In response to the public outrage triggered by Silverman’s testimony, Red Bull canceled the Cornerstone contest entirely instead of creating new guidelines to safeguard the women’s sector or carve out a trans space, she said. While organizers of large contests haven’t provided much assurance, smaller skate parks have reached out to Silverman and said, “We won’t allow this at our park,” she claimed. Pro skater Rodney Mead, who started the Florida Amateur Skate League, reportedly told Silverman that his series won’t allow male participation in women’s events.

“There’s also contact and combat sports being impacted by this,” Silverman said. Red Bull did not immediately respond to request for comment.

Silverman mentioned the case of Fallon Fox, the first MMA fighter to declare a transgender identity, who allegedly participated in two fights before revealing his history as a man. In an infamous 2014 match, Fox brutally pummeled his female opponent. American fighter Tamikka Brents lasted just over two minutes against Fox’s raw masculine strength until the referee blew the whistle to end the contest.

Brents suffered a fractured skull after repeated blows, sending her to the hospital for emergency treatment for a concussion and a broken orbital bone, requiring seven staples in the head, according to WhoaTV.

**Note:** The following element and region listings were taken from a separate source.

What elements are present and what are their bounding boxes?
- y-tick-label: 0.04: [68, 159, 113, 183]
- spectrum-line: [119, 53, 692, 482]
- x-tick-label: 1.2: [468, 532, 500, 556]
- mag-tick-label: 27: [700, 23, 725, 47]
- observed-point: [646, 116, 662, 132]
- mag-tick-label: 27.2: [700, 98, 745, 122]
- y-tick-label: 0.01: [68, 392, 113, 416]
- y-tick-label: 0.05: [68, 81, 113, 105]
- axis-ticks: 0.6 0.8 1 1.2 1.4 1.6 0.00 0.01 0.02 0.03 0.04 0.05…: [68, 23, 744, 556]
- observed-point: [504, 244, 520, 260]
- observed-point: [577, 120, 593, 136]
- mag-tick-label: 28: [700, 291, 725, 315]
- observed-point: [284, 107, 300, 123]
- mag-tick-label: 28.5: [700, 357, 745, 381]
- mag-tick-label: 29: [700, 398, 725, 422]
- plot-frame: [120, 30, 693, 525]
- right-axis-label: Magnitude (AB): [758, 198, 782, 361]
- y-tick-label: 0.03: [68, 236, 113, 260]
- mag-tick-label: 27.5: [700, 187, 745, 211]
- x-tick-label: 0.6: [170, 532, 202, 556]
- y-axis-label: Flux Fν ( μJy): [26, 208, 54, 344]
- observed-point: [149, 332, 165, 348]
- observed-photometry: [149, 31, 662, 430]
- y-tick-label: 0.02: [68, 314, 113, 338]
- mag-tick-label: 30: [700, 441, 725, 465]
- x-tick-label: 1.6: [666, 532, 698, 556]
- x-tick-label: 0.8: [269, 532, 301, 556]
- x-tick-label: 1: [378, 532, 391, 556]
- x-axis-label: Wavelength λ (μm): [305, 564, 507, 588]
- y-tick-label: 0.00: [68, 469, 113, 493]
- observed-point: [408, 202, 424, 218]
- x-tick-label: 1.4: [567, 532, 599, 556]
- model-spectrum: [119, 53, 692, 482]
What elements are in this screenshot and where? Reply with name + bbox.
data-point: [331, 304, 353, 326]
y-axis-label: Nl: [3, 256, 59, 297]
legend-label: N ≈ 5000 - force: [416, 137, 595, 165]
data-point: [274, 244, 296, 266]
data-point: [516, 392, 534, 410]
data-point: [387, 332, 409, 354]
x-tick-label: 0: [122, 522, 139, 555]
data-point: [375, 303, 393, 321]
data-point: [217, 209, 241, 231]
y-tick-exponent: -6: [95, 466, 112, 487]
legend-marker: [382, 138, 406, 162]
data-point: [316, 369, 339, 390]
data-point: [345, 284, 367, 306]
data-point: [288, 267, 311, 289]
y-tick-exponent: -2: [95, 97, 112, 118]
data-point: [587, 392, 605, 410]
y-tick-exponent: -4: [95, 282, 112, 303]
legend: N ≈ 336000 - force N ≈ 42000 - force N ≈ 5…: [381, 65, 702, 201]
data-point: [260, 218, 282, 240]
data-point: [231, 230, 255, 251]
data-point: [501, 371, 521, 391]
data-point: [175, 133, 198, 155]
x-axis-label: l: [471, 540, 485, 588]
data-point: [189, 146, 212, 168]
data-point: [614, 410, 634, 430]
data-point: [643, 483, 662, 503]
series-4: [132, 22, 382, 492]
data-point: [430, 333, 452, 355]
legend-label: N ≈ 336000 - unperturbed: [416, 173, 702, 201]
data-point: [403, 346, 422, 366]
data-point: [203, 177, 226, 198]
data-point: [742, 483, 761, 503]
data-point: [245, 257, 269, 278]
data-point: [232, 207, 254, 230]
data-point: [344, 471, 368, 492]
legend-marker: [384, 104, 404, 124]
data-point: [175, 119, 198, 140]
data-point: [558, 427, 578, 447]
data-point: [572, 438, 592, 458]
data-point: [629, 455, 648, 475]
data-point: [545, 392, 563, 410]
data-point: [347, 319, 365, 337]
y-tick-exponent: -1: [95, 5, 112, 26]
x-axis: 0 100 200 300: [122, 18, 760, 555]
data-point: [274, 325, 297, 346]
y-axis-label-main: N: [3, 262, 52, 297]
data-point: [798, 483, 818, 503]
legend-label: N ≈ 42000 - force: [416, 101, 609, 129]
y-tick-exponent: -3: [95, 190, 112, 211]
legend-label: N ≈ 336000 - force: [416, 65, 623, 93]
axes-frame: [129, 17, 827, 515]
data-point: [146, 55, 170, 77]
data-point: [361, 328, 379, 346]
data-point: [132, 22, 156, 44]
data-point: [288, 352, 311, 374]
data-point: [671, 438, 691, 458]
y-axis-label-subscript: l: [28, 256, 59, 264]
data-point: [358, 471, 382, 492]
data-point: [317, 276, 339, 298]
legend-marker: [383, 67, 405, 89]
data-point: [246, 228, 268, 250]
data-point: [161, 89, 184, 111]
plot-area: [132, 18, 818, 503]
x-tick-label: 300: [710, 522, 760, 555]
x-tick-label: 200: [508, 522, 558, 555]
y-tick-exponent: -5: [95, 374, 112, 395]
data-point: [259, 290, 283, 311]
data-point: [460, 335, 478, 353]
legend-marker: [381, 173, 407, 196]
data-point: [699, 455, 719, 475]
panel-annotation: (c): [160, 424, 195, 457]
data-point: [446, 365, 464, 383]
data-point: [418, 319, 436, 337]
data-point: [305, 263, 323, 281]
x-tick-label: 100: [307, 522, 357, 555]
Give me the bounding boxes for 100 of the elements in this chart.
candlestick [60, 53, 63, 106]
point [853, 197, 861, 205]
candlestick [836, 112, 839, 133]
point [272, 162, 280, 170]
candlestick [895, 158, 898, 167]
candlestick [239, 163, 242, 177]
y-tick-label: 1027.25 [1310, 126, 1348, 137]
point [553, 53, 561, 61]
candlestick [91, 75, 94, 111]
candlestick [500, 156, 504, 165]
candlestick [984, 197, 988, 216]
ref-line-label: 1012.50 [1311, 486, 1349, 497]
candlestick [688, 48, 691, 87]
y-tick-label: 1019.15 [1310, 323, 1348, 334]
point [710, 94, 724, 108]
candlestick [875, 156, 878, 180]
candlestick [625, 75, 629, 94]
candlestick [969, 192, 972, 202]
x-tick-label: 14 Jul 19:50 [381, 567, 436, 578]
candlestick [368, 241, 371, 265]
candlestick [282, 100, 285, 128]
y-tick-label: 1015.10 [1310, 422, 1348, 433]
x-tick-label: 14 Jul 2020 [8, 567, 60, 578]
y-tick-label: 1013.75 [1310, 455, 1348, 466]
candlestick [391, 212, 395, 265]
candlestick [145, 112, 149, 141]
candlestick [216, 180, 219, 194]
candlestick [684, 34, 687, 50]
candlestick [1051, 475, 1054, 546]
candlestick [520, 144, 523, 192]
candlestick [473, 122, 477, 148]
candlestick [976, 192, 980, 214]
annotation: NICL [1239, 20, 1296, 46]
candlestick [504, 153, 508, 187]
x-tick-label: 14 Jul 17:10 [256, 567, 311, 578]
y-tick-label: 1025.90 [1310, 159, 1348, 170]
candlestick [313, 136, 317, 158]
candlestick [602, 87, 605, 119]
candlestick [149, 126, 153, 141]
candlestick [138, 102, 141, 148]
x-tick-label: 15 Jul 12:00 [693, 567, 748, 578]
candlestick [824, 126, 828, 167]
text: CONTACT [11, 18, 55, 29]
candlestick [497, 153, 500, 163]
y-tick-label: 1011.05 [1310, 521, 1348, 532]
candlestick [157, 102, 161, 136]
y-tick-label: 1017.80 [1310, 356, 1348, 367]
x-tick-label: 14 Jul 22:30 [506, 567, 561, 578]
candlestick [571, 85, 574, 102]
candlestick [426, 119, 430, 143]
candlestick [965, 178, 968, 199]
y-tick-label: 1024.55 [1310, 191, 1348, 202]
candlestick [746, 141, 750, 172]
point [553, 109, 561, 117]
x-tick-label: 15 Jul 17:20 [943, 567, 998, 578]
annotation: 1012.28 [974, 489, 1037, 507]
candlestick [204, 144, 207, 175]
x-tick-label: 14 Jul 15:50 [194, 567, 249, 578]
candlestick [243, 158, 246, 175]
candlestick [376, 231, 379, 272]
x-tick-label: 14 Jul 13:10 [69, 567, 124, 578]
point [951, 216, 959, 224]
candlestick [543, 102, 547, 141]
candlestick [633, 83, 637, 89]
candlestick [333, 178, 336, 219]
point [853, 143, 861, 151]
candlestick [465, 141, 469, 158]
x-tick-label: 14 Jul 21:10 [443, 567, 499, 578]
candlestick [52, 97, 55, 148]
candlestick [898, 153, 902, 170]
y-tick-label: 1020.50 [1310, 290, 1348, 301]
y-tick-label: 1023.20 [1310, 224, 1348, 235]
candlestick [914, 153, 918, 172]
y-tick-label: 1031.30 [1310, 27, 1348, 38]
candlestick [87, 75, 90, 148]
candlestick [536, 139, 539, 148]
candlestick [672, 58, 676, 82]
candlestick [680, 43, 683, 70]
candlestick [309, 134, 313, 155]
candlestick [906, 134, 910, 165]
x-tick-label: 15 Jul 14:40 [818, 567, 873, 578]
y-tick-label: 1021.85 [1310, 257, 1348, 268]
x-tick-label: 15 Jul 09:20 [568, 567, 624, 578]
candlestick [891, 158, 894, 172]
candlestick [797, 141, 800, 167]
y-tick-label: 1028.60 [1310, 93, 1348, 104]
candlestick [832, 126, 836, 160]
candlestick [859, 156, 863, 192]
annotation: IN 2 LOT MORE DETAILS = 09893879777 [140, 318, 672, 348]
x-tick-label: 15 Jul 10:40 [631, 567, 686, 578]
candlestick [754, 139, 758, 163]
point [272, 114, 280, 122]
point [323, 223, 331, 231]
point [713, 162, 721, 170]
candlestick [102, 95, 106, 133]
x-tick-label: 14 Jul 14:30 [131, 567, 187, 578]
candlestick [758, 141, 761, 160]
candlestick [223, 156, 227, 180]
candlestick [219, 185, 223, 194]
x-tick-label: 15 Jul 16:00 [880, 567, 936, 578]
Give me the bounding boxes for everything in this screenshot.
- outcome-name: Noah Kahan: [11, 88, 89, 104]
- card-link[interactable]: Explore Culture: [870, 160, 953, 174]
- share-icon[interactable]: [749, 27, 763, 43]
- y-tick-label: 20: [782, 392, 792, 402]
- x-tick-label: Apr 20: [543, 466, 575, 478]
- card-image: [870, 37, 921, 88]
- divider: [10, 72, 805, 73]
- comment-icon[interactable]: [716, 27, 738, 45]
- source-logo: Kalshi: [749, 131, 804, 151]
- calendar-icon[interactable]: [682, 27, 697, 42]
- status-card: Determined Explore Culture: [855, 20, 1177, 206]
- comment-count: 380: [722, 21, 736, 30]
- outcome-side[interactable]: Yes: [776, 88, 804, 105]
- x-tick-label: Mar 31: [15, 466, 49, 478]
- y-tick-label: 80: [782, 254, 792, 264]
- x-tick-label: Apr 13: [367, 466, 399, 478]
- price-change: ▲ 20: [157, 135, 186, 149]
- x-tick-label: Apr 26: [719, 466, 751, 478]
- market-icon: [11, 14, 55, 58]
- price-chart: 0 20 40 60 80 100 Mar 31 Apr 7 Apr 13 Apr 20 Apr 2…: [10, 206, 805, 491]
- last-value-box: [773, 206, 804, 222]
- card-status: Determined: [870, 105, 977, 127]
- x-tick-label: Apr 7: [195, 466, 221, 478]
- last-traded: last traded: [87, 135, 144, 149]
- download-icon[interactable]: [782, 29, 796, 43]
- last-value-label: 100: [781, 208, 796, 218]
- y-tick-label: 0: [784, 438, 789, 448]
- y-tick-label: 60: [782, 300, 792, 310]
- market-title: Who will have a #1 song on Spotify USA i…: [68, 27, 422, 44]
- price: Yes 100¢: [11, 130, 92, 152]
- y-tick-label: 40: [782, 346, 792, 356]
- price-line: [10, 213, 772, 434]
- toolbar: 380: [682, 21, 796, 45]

“I’ve fought a lot of women and have never felt the strength that I felt in a fight as I did that night. . . . I’ve never felt so overpowered ever in my life and I am an abnormally strong female in my own right. Her grip was different, I could usually move around in the clinch against other females but couldn’t move at all in Fox’s clinch,” Brents told the outlet in 2014.

Some strides have been made in MMA. In September, the International Mixed Martial Arts Federation hosted a conference on transgender policy for its member federations and invitees from across combat sports. Since 2021, the organization has had a provisional policy prohibiting transgender participation in “existing male and female competition categories on a safety basis.” The IMMAF recognized that capping testosterone levels is insufficient to equalize the fighting ring for female-designated events.

“The scientific evidence currently available is compelling enough to prevent Transgender athletes from competing at IMMAF Competitions because the risks of injury and unfair competition are too great. . . . The scientific evidence in relation to the effects of testosterone suppression treatment shows that those effects are not significant enough for IMMAF to permit Transgender athletes to compete at IMMAF Competitions based on testosterone suppression,” the rule states.

The IMMAF is reportedly considering designating the male category “open” or creating new categories to both accommodate trans-identifying individuals and protect the women’s categories.